Oil prices fell Monday after tensions flared between the U.S. and China, and a Hong Kong fund designed to track the crude market said chaotic trading conditions had forced it to revamp its holdings.
Futures that are due to deliver U.S. crude oil in June dropped 5.3% to $18.74 a barrel, falling alongside stocks after the Trump administration stepped up assertions that the coronavirus originated at a laboratory in Wuhan. Brent crude futures for settlement in July, the benchmark in international oil markets, fell 2.4% to $25.81 a barrel.
The clash over how the pandemic started could spill into trade restrictions between the world’s two largest economies, analysts said, hurting economic growth and demand for raw materials. “This could turn pretty ugly,” said Ole Hansen, head of commodity strategy at Saxo Bank.
The decline erases part of a rally in oil prices last week, when traders said demand was slowly picking up following a collapse caused by the pandemic. The easing of lockdowns in some parts of the U.S. and Europe, coupled with the output cuts by oil-producing countries and companies, helped West Texas Intermediate prices snap a three-week losing streak.
Copper and soybean prices also fell Monday. The two commodities were highly sensitive to U.S.-China tensions before the signing of a phase-one trade deal in January. China accounts for around half the world’s consumption of industrial metals, and pledged to boost its purchases of U.S. agricultural goods by $32 billion under the agreement.
Possibly exacerbating the pressure on oil: Samsung Asset Management (Hong Kong) Ltd. said it was restructuring holdings in an oil exchange-traded fund.
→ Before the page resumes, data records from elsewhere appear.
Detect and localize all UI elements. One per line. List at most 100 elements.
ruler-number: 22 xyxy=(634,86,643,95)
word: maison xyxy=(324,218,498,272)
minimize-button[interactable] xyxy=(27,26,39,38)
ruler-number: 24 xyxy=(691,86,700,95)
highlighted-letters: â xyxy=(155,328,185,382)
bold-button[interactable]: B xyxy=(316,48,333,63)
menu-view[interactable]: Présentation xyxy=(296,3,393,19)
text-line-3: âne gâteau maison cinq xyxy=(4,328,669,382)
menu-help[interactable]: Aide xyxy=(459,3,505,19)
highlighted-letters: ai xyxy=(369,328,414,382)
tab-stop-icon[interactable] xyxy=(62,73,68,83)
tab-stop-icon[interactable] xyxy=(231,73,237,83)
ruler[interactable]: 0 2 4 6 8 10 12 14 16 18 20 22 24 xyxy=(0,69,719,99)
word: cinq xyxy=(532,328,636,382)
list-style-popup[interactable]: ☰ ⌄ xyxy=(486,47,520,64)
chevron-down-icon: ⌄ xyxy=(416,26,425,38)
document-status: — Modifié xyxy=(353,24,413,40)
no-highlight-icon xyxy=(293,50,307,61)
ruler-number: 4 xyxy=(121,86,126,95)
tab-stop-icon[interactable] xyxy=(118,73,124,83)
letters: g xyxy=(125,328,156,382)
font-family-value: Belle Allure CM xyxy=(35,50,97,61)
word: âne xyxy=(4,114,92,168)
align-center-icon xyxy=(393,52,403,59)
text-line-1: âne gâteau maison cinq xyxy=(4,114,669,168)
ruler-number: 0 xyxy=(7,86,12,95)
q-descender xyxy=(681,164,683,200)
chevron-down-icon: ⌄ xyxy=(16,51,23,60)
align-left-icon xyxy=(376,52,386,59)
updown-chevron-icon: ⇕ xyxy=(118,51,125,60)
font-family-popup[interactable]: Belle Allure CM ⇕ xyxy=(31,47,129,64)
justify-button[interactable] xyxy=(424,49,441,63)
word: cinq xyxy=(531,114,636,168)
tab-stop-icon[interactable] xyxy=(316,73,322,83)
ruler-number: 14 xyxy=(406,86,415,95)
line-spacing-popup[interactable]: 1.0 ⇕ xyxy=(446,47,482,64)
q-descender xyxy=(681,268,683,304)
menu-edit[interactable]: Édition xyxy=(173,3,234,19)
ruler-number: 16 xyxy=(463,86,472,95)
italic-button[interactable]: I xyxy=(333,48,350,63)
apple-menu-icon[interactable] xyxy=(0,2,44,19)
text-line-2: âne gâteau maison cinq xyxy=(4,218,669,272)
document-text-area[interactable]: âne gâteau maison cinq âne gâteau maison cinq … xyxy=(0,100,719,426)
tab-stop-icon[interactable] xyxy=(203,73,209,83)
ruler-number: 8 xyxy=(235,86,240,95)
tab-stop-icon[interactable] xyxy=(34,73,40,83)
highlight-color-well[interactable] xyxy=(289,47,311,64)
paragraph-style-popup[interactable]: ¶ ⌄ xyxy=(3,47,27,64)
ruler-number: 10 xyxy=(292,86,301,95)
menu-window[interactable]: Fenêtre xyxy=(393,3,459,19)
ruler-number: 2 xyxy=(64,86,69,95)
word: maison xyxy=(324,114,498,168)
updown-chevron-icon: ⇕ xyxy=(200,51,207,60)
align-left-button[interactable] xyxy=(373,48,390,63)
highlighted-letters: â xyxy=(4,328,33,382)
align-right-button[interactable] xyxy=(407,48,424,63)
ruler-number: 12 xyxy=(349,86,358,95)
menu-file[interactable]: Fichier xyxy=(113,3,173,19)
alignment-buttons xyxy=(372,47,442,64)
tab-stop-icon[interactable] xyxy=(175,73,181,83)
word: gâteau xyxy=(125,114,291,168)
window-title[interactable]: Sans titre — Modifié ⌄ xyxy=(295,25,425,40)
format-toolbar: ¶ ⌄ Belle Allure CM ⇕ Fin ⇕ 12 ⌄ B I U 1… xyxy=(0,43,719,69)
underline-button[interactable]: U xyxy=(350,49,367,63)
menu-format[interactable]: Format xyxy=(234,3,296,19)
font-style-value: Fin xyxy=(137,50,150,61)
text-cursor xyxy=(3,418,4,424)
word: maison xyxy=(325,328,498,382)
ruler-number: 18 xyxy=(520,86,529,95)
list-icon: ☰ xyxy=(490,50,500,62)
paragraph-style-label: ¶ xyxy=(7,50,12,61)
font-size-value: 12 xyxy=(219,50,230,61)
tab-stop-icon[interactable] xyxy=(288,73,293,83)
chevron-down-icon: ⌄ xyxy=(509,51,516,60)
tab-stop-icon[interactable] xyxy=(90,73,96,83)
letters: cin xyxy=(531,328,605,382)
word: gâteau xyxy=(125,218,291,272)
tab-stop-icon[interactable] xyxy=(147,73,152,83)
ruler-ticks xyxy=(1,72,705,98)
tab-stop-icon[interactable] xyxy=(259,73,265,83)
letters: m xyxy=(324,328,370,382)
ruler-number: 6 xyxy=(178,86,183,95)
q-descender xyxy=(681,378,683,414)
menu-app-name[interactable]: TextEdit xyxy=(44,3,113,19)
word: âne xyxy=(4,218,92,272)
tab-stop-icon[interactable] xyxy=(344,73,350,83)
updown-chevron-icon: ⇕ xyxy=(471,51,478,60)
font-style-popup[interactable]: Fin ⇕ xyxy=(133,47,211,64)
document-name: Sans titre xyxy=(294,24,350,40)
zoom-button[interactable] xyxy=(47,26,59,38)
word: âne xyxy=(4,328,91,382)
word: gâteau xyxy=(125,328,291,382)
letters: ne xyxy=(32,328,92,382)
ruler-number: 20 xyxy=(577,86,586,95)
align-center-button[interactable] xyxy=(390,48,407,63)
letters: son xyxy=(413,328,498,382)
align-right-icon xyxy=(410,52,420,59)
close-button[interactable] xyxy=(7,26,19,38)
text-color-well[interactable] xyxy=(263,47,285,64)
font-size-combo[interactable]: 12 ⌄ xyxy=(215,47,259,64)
The Samsung S&P GSCI Crude Oil ER Futures ETF trades in Hong Kong, manages HK$3.97 billion ($512 million) in assets and aims to track U.S. crude futures.
WTI futures plunged below zero for the first time in April, prompting sweeping changes at ETFs that give investors an easy way to bet on oil markets. Traders say selling by these funds, which had accumulated large positions in the U.S.-crude futures, contributed to negative prices.
The Samsung S&P GSCI Crude Oil ER Futures ETF will sell around two-thirds of the futures it currently owns, which are due to deliver U.S. crude in September, according to an exchange filing. It will buy futures for delivery in October and December to replace them. It is the second time in recent weeks that the fund has shifted holdings to longer-dated contracts.
The aim is to avoid getting caught holding hundreds of millions of dollars’ worth of a single futures contract as it approaches expiration. If the price of that contract fell below zero, the fund would be worthless. The Samsung fund said its clearing broker, which it didn’t name, instructed it to buy put options that act as a form of insurance against negative prices.
Other retail oil funds have made similar changes, lowering their exposure to futures contracts that are due to deliver oil in the coming months. These are seen as risky to own because the glut of oil due to the coronavirus has weighed on near-term prices.
United States Oil Fund LP, the biggest oil ETF, now holds 10% of its assets in crude futures for delivery and settlement in June next year.
The changes were necessary because oil ETFs had become “a massive bull in the china store,” said Saxo Bank’s Mr. Hansen.